Шрифт:
Интервал:
Закладка:
И когда Вик вернулся с улицы, то просто выглядел так, словно на него опять накатила хандра. Когда он сел, его локти глубоко вошли в подушки темно-синих коленей.
– Ты была с папой в тот вечер? – спросила Элинор.
Я ответила не сразу, и она взвела курок пистолета. Я не могла в это поверить. Девушка гневно повторила вопрос.
– Да, – сказала я. – Мы выпили по коктейлю, и он проводил меня домой.
– Ты помнишь, как папа взял трубку на звонок?
Я кивнула.
– Я набрала ему, чтобы сказать, что мама пыталась покончить с собой. Я звонила из больницы в Ангилье, похожей на мотель-развалюху, и ни на ком не было перчаток, и Робби орал, на чем свет стоит, «мама умерла, мама умерла», и бил себя, и бился головой о стены снова и снова, и мне было так страшно, и я хочу знать, мой отец говорил со мной по телефону до или после того, как провожал тебя домой?
Элинор плакала, и ее белое лицо неровно, пятнами покраснело. Я задумалась, что сказать. Я почти всегда лгала. Делало ли это меня плохим человеком? Я не знала.
– Отвечай на вопрос, – велела девушка, держа дрожащими руками пистолет. – Если ты мне солжешь, я, мать твою, буду убивать тебя медленно, клянусь!
– Он проводил меня домой, – прошептала я, – после того как узнал, что твоя мама пыталась убить себя.
Глава 19
Отец вернулся в Поконо на следующий день. В моих воспоминаниях это был самый солнечный из дней. Родители спросили, не хочу ли я, чтобы меня подвезли к бассейну. Потом до меня дошло, что им просто нужно было поговорить, но в тот момент, помню, я подумала, что они собираются заняться любовью. Секс определял отношения между родителями, по крайней мере в моем представлении.
Я не могла поверить, что они готовы оставить меня у бассейна без надзора. Эта перспектива привела меня в радостное волнение, но при этом уязвила. Мать изгнала меня из своей постели предыдущей ночью. А теперь еще и это. Именно тогда оно забрезжило во мне – то неуютное ощущение, что жизнь моих родителей не вращается вокруг меня. Я росла, считая себя центром их мира. Даже когда мать орала на меня или запирала дверь своей спальни, она делала это потому, что я обладала даром приводить ее в ярость. Это делалось потому, что мама любила меня. Кто-то скажет, что момент, когда я узнала это – в возрасте десяти лет – был идеальным. Достаточно большая, чтобы много лет жить в уютном солипсизме, достаточно маленькая, чтобы изменить свое взаимодействие с миром. Стать осторожной.
Я пошла в свою комнату и надела черный раздельный купальник с бабочками всех цветов радуги. Нанесла на губы кокосовый блеск и с топотом вышла из спальни, обутая в «кэндис» из кожи и дерева на маленьком каблучке-рюмочке. Я сказала: «Хочу на „Вершину мира“».
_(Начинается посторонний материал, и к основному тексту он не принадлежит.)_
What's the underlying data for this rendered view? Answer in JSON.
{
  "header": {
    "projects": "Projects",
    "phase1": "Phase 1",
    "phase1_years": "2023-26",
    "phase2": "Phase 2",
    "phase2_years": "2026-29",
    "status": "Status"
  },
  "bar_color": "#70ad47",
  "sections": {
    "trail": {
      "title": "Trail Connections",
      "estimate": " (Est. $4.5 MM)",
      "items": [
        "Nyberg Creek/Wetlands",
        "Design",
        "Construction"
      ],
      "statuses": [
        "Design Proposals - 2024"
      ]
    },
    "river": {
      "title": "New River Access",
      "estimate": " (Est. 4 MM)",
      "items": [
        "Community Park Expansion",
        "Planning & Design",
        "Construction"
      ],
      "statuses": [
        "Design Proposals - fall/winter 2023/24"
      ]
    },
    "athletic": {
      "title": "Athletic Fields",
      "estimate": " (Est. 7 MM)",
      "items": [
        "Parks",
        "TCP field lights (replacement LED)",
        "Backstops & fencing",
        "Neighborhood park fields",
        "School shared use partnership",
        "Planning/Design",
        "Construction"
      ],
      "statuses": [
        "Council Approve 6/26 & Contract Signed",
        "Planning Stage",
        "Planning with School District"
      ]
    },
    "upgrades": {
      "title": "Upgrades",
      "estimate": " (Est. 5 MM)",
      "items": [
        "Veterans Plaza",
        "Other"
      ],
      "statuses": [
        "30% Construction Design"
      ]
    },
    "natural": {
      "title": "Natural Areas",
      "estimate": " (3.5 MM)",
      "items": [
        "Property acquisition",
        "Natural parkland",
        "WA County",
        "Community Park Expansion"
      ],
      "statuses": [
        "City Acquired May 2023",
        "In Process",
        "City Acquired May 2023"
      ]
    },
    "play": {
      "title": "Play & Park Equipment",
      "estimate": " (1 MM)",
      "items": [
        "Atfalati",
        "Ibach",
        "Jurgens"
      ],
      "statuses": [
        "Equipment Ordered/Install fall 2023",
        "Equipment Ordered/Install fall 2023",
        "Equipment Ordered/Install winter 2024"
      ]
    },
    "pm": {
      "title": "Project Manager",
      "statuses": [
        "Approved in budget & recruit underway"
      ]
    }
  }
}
Отец покорился и отвез меня в этот богатый бассейн. Богатый! Можно подумать. Наверное, меня манил тамошний тики-бар. Всю жизнь меня очаровывали атрибуты южных морей. Я искала заведения с ярко освещенными иглобрюхами в аквариумах, с высоченными искусственными пальмами, со стенами из грубого камня и шлюпками, капающими нарисованной водой с расписных потолков. И все началось с того тики-бара на «Вершине мира».
В машине папа был сам на себя не похож. И все же мой отец всегда оставался моим отцом в том отношении, в котором моя мать не всегда оставалась моей матерью. Случались часы, даже целые дни, когда она была отдельным от меня индивидуумом. Наверное, в основном из-за этого – а не из-за события, разрушившего мою жизнь под утро следующего дня, – я думала, что всегда буду больше любить отца.
– Ты не должна выходить за территорию бассейна, поняла?
– Да, папочка. А что, если я захочу перекусить?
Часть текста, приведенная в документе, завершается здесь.